In Kabul, two senior members of the U.S. Senate Armed Services Committee urged international cooperation to help supply the anti-Assad rebels with weapons and other aid. Both Arizona Sen. John McCain and Sen. Lindsey Graham of South Carolina, however, stopped short of endorsing direct U.S. military involvement.
“The United States doesn’t have to directly ship weapons to the opposition, but there are a whole lot of things that can be done” through groups such as the Arab League, McCain told reporters on Sunday.
Graham said it was “shameful” for the U.S. not to have a prominent role to help the rebel forces, saying that breaking Syria’s ties to Iran “could be as beneficial to our efforts to contain a nuclear armed Iran as sanctions.”
“If the Syrian regime is replaced with another form of government that doesn’t tie its future to the Iranians, the world is a better place,” he said.
The U.N. last gave a death toll for the conflict in January, saying 5,400 had been killed in 2011 alone. But hundreds more have been killed since, according to activist groups. The group Local Coordination Committees says more than 7,300 have been killed since March of last year.
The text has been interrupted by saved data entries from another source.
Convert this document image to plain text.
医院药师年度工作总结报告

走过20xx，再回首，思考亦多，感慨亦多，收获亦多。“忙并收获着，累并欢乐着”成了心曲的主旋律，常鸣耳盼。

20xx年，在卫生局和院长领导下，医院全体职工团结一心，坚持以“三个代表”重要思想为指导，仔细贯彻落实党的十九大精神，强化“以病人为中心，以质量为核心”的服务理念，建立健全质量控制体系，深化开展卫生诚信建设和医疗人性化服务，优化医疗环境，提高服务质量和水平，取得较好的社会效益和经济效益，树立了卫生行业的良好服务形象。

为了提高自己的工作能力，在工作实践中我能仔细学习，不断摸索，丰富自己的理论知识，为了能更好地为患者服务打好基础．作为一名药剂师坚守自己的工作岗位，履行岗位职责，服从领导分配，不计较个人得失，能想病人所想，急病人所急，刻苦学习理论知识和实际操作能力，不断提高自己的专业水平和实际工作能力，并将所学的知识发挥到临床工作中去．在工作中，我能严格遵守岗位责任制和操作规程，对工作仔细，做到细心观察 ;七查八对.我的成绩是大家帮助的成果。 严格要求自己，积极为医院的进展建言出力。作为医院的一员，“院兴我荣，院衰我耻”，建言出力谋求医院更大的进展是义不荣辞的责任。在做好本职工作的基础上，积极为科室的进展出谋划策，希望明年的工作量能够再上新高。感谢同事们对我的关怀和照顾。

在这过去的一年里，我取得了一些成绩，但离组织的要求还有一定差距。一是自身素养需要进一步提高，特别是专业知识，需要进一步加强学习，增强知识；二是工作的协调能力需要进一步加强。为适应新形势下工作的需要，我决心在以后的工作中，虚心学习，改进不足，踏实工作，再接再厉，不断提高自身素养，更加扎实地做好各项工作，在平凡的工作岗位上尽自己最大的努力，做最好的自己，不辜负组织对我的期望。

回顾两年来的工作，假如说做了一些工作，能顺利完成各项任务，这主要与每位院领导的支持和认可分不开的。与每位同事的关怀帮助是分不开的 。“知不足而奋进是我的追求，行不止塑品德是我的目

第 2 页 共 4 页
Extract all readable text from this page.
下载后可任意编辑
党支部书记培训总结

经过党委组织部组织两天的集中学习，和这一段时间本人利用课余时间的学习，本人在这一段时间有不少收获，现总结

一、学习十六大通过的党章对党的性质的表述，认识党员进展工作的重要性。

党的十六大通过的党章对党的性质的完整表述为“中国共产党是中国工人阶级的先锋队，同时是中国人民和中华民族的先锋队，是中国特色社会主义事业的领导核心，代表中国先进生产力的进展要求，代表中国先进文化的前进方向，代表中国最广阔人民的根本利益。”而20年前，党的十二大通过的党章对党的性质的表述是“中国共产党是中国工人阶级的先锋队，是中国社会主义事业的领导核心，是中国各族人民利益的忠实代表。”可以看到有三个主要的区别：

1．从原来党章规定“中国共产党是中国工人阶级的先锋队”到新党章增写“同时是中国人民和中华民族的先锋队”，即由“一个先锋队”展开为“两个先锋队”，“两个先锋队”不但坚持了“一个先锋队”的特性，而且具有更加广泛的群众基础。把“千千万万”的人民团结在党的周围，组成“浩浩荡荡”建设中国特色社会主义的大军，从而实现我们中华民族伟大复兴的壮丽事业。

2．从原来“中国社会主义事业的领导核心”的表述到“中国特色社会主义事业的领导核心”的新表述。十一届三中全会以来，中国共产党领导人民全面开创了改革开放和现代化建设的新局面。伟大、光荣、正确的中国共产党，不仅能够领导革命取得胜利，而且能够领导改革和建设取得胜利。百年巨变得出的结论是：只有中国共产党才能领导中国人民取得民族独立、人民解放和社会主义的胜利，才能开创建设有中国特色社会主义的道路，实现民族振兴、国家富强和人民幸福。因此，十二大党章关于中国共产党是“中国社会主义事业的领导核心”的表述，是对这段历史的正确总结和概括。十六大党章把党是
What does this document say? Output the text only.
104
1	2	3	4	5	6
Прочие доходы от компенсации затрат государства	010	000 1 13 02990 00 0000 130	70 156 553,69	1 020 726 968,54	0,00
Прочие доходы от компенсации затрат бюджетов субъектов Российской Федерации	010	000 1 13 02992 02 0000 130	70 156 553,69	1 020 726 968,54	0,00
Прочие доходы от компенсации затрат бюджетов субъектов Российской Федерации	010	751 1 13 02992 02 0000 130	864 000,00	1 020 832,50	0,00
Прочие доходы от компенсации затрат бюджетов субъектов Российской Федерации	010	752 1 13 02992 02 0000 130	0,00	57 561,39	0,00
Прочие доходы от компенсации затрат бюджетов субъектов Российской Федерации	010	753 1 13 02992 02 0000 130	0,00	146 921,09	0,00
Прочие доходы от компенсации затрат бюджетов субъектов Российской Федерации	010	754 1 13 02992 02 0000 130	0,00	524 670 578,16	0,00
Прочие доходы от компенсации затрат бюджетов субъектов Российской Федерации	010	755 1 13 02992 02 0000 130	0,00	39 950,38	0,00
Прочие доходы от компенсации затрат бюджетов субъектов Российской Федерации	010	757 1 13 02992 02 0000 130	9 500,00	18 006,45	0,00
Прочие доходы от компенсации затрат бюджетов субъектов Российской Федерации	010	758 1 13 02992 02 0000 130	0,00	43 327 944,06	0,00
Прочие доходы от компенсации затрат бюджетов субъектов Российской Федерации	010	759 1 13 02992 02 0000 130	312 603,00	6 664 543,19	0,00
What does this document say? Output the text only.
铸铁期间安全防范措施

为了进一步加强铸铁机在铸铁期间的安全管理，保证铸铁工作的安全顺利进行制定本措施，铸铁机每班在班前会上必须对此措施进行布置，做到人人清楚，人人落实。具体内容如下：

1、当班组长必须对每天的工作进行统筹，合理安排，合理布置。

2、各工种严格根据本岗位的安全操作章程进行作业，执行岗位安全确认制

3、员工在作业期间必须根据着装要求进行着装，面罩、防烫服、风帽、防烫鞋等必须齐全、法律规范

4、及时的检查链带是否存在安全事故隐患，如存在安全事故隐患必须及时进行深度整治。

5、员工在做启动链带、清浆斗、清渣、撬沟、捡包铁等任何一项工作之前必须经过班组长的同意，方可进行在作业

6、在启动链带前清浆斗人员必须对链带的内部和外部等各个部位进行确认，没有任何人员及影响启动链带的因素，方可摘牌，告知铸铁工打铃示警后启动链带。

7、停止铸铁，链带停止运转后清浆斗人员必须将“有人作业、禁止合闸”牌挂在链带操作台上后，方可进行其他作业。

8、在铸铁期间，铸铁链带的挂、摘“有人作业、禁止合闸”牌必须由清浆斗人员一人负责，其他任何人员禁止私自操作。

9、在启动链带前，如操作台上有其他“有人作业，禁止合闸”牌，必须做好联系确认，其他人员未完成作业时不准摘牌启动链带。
There is no way to independently verify the numbers, however, as Syria bans almost all foreign journalists and human rights organizations.
The Observatory said that troops conducted raids Monday in the southern village of Harrah where at least nine people were detained.
In the western Hama province, troops backed by armored personnel carriers and military buses stormed several villages, conducting raids and arrests. A 32-year-old man was killed by gunfire from a security checkpoint in the area, activists said.
On Sunday, activists said at least 18 people were killed in Syria, including a senior state prosecutor and a judge who were shot dead by gunmen in the restive northwestern province of Idlib.